Bu şartlar altında, Türkiye neden halen Suriye’de?

İdlib’te kalmak Türkiye’ye ne sağlıyor?

Türkiye’nin Suriye’de çekilmesi bir hezimet midir?

***

Gelinen noktada Türkiye’nin, Suriye’de kalmasını gerektiren hiçbir fayda yok. 

Türkiye’nin Suriye topraklarında hiçbir işi yok.

Türkiye, İdlib ve Afrin’de güvenlik kuşağı kurarak, buralara mültecileri yerleştirmek ve ülke topraklarına yönelik saldırılara güvenlik şemsiyesi kurmayı hedefliyordu. 

Bırakın mültecilerin buraya geri dönmesini, 1 milyon yeni mülteci akımı ile karşı karşıyayız. 

İdlib’te bulunmanın Türkiye’ye güvenlik sağlamadığı da son bir ayda verilen, resmi rakamlara göre, 60’a yakın şehit gösteriyor. 

Türkiye’nin İdlib’te varlığının sadece radikal örgütlerin ve yabancı savaşçıların işini kolaylaştırıyor. 

Türkiye’nin zırhlı araçlarında bile İŞID bandı takan savaşçıların görüntülerini devlet kurumu olan Anadolu Ajansı yayınladı.

İŞID lideri Bağdadi de, Türkiye sınırına sadece 10 km uzaklıkta, Türkiye’nin ‘güvenli bölgesi’nde ABD tarafından öldürüldü… Meğer yıllarca orada yaşamış… ABD, operasyonun hedefini ve detaylarını Türkiye’den gizleyerek Bağdadi’yi etkisiz hale getirdi… 

***

Türkiye, Suriye’de en son golü kendi kalesine attı.

ABD’yi Fırat’ın doğusundan çıkarayım ve Kürtler’in devlet olmasını önleyeyim derken, Rusya’ya ve Esed’e müthiş bir fırsat daha sağladı.

Rusya da hem PYD ve Kürtler ile anlaştı, hem de Türkiye’ye hava sahasını kapattı. 

Türkiye, artık Rusya’nın izni olmadan İdlib’te yaralılarını getirmek üzere ambulans helikopter bile gönderemiyor.

İdlib’te 34 şehit verdiğimiz son saldırının, öğlen saat 13.25’te başlayıp 13.40’ta bittiği, 150 havan topu atılıp uçaklarla askerlerimizin vurulduğu, ancak Türkiye’nin koruma amaçlı uçak desteği vermek bir yana kurtarma amaçlı ambulans bile gönderemediği için yaralı ve şehitlerin yerel halk tarafından sınırımıza taşındığı ortaya çıktı. 

Şehitlerimiz, gece yarısı duyuruldu.

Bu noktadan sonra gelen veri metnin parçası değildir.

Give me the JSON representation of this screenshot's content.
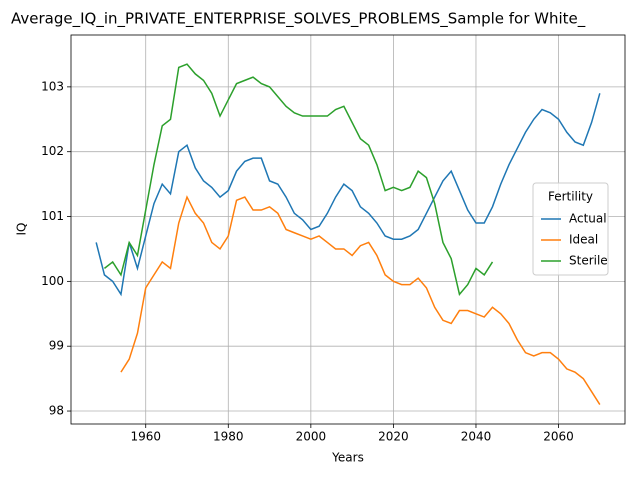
{
  "chart_data": {
    "type": "line",
    "title": "Average_IQ_in_PRIVATE_ENTERPRISE_SOLVES_PROBLEMS_Sample for White_",
    "x_label": "Years",
    "y_label": "IQ",
    "legend_title": "Fertility",
    "legend": "right",
    "grid": true,
    "x": [
      1948,
      1950,
      1952,
      1954,
      1956,
      1958,
      1960,
      1962,
      1964,
      1966,
      1968,
      1970,
      1972,
      1974,
      1976,
      1978,
      1980,
      1982,
      1984,
      1986,
      1988,
      1990,
      1992,
      1994,
      1996,
      1998,
      2000,
      2002,
      2004,
      2006,
      2008,
      2010,
      2012,
      2014,
      2016,
      2018,
      2020,
      2022,
      2024,
      2026,
      2028,
      2030,
      2032,
      2034,
      2036,
      2038,
      2040,
      2042,
      2044,
      2046,
      2048,
      2050,
      2052,
      2054,
      2056,
      2058,
      2060,
      2062,
      2064,
      2066,
      2068,
      2070
    ],
    "series": [
      {
        "name": "Actual",
        "color": "#1f77b4",
        "values": [
          100.6,
          100.1,
          100.0,
          99.8,
          100.6,
          100.2,
          100.7,
          101.2,
          101.5,
          101.35,
          102.0,
          102.1,
          101.75,
          101.55,
          101.45,
          101.3,
          101.4,
          101.7,
          101.85,
          101.9,
          101.9,
          101.55,
          101.5,
          101.3,
          101.05,
          100.95,
          100.8,
          100.85,
          101.05,
          101.3,
          101.5,
          101.4,
          101.15,
          101.05,
          100.9,
          100.7,
          100.65,
          100.65,
          100.7,
          100.8,
          101.05,
          101.3,
          101.55,
          101.7,
          101.4,
          101.1,
          100.9,
          100.9,
          101.15,
          101.5,
          101.8,
          102.05,
          102.3,
          102.5,
          102.65,
          102.6,
          102.5,
          102.3,
          102.15,
          102.1,
          102.45,
          102.9
        ]
      },
      {
        "name": "Ideal",
        "color": "#ff7f0e",
        "values": [
          null,
          null,
          null,
          98.6,
          98.8,
          99.2,
          99.9,
          100.1,
          100.3,
          100.2,
          100.9,
          101.3,
          101.05,
          100.9,
          100.6,
          100.5,
          100.7,
          101.25,
          101.3,
          101.1,
          101.1,
          101.15,
          101.05,
          100.8,
          100.75,
          100.7,
          100.65,
          100.7,
          100.6,
          100.5,
          100.5,
          100.4,
          100.55,
          100.6,
          100.4,
          100.1,
          100.0,
          99.95,
          99.95,
          100.05,
          99.9,
          99.6,
          99.4,
          99.35,
          99.55,
          99.55,
          99.5,
          99.45,
          99.6,
          99.5,
          99.35,
          99.1,
          98.9,
          98.85,
          98.9,
          98.9,
          98.8,
          98.65,
          98.6,
          98.5,
          98.3,
          98.1
        ]
      },
      {
        "name": "Sterile",
        "color": "#2ca02c",
        "values": [
          null,
          100.2,
          100.3,
          100.1,
          100.6,
          100.4,
          101.1,
          101.8,
          102.4,
          102.5,
          103.3,
          103.35,
          103.2,
          103.1,
          102.9,
          102.55,
          102.8,
          103.05,
          103.1,
          103.15,
          103.05,
          103.0,
          102.85,
          102.7,
          102.6,
          102.55,
          102.55,
          102.55,
          102.55,
          102.65,
          102.7,
          102.45,
          102.2,
          102.1,
          101.8,
          101.4,
          101.45,
          101.4,
          101.45,
          101.7,
          101.6,
          101.2,
          100.6,
          100.35,
          99.8,
          99.95,
          100.2,
          100.1,
          100.3,
          null,
          null,
          null,
          null,
          null,
          null,
          null,
          null,
          null,
          null,
          null,
          null,
          null
        ]
      }
    ],
    "xlim": [
      1941.9,
      2076.1
    ],
    "xticks": [
      1960,
      1980,
      2000,
      2020,
      2040,
      2060
    ],
    "ylim": [
      97.8,
      103.8
    ],
    "yticks": [
      98,
      99,
      100,
      101,
      102,
      103
    ]
  }
}
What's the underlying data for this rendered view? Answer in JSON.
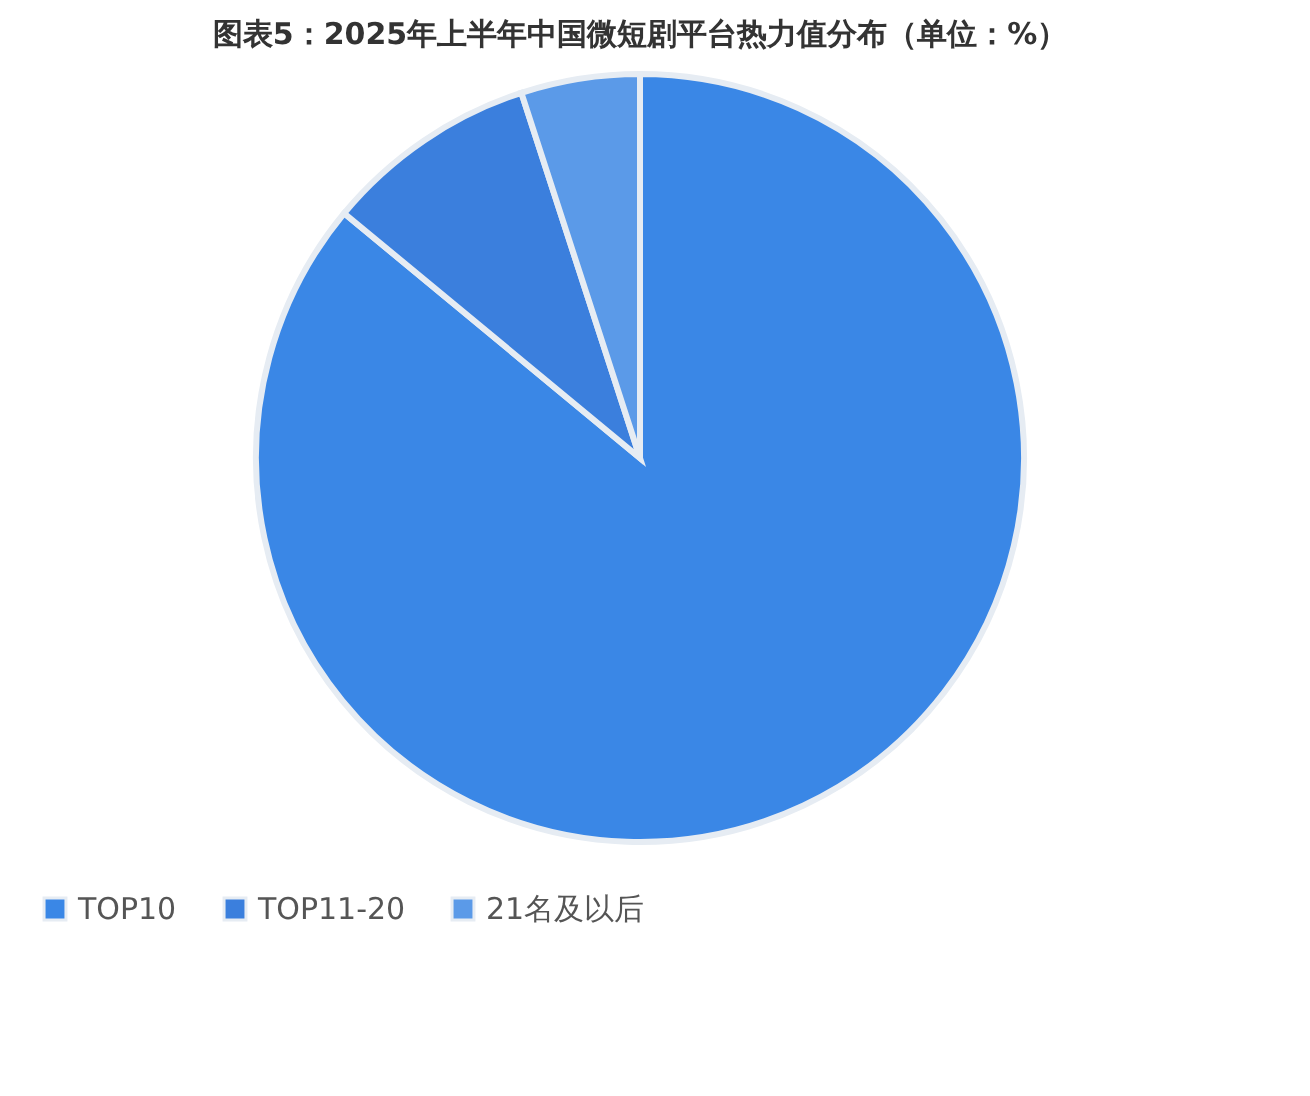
{
  "chart_data": {
    "type": "pie",
    "title": "图表5：2025年上半年中国微短剧平台热力值分布（单位：%）",
    "categories": [
      "TOP10",
      "TOP11-20",
      "21名及以后"
    ],
    "values": [
      86,
      9,
      5
    ],
    "colors": [
      "#3a87e6",
      "#3b7fdd",
      "#5b9ae8"
    ],
    "legend": "bottom"
  }
}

Yani tam 12 saat sonra…

Türkiye, İdlib’te askerlerinin konumlarını Rusya’ya bildiriyor. 34 asker şehit verdiğimizde, bu koordinatı gizlemişler. Rusya da bu nedenle sorumluluk kabul etmiyor. BM Güvenlik Konseyi’nde Türkiye, Rusya’ya bundan böyle Gözlem noktalarını terk etmeyecekleri ve konumlarını bildirmeye devam edecekleri sözü verdi…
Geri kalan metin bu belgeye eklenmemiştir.